武部が大喜びするのにはそれだけの理由がある。元首相の小泉純一郎が突然、自民党内で首相・麻生太郎の批判を始め、そして麻生内閣に強烈なパンチを浴びせたからだ。この小泉の動きに武部と自民党内大多数が「これで選挙への踏ん切りがついた」と小躍りした。
もっとも、この時期になぜ小泉が姿を見せたのか理解に苦しむ。一説では小泉は民主党の複数の幹部と通じ合い、郵政選挙の時、小泉寄りの発言をした候補を助けた、という。
民主党は口を開けば小泉批判をし、そしてその言葉の終わりに「衆院を解散して国民に信を問え」との“注釈付き”の注文を突きつけている。小泉は次の選挙には立候補しない。かといって、郵政選挙で当選した小泉チルドレンたちの応援はどうしてもやりたい。とくに小池百合子や片山さつき、佐藤ゆかりらを正面きって応援はできないので、麻生降ろしをやって援護射撃することで「存在をはっきりさせられる」と思っての蠢(しゅん)動だった。
武部はいってみれば、そのリーダー格。
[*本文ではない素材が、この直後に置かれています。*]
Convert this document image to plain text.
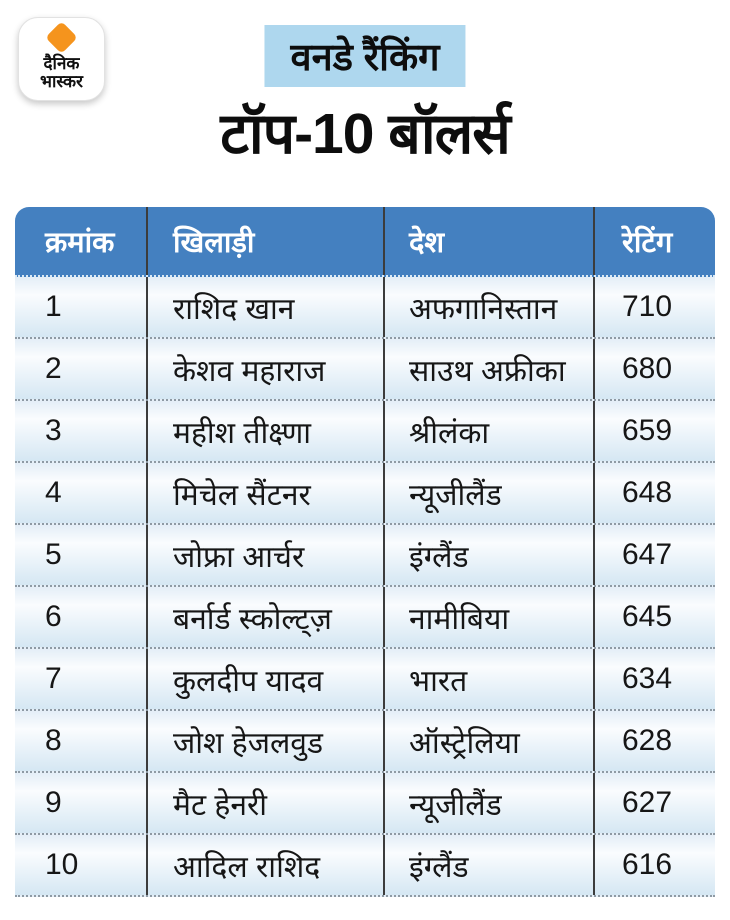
दैनिक
भास्कर
वनडे रैंकिंग
टॉप-10 बॉलर्स
क्रमांक	खिलाड़ी	देश	रेटिंग
1	राशिद खान	अफगानिस्तान	710
2	केशव महाराज	साउथ अफ्रीका	680
3	महीश तीक्ष्णा	श्रीलंका	659
4	मिचेल सैंटनर	न्यूजीलैंड	648
5	जोफ्रा आर्चर	इंग्लैंड	647
6	बर्नार्ड स्कोल्ट्ज़	नामीबिया	645
7	कुलदीप यादव	भारत	634
8	जोश हेजलवुड	ऑस्ट्रेलिया	628
9	मैट हेनरी	न्यूजीलैंड	627
10	आदिल राशिद	इंग्लैंड	616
元幹事長という党内の立場は、ある程度プレッシャーもかけられる。国民生活と切っても切れない予算を速やかに国会を通して、外野でうじうじしている野党を尻目に、自民党内が一枚岩にまとまったところで衆院解散に打って出ようという腹だ。
「今はその最後のチャンスがめぐってきつつある。誰かに、とくに大物に麻生批判をさせて、それを引き金にして一気に政局へ。自民党は、そう考えているよ。このところ、民主党の小沢一郎代表が国防について、少々トンチンカンなことを言い出した。どうも与野党の主だった人の舌禍が政局を急がせている」とは公明党内の一部の議員の声。
その公明党はすでに政局を見込んで、各選挙区内の締め付けを着々と進めている。公明党は創価学会の地盤が、少子高齢化で緩んでいる。だから「なんだかんだいっても、政権与党にいるんだから、やはり自民党の動きに歩調を合わせていくのがベターだよ」(公明党幹部)。
自民党と公明党の実力者が発言するようになれば、選挙は間近だ。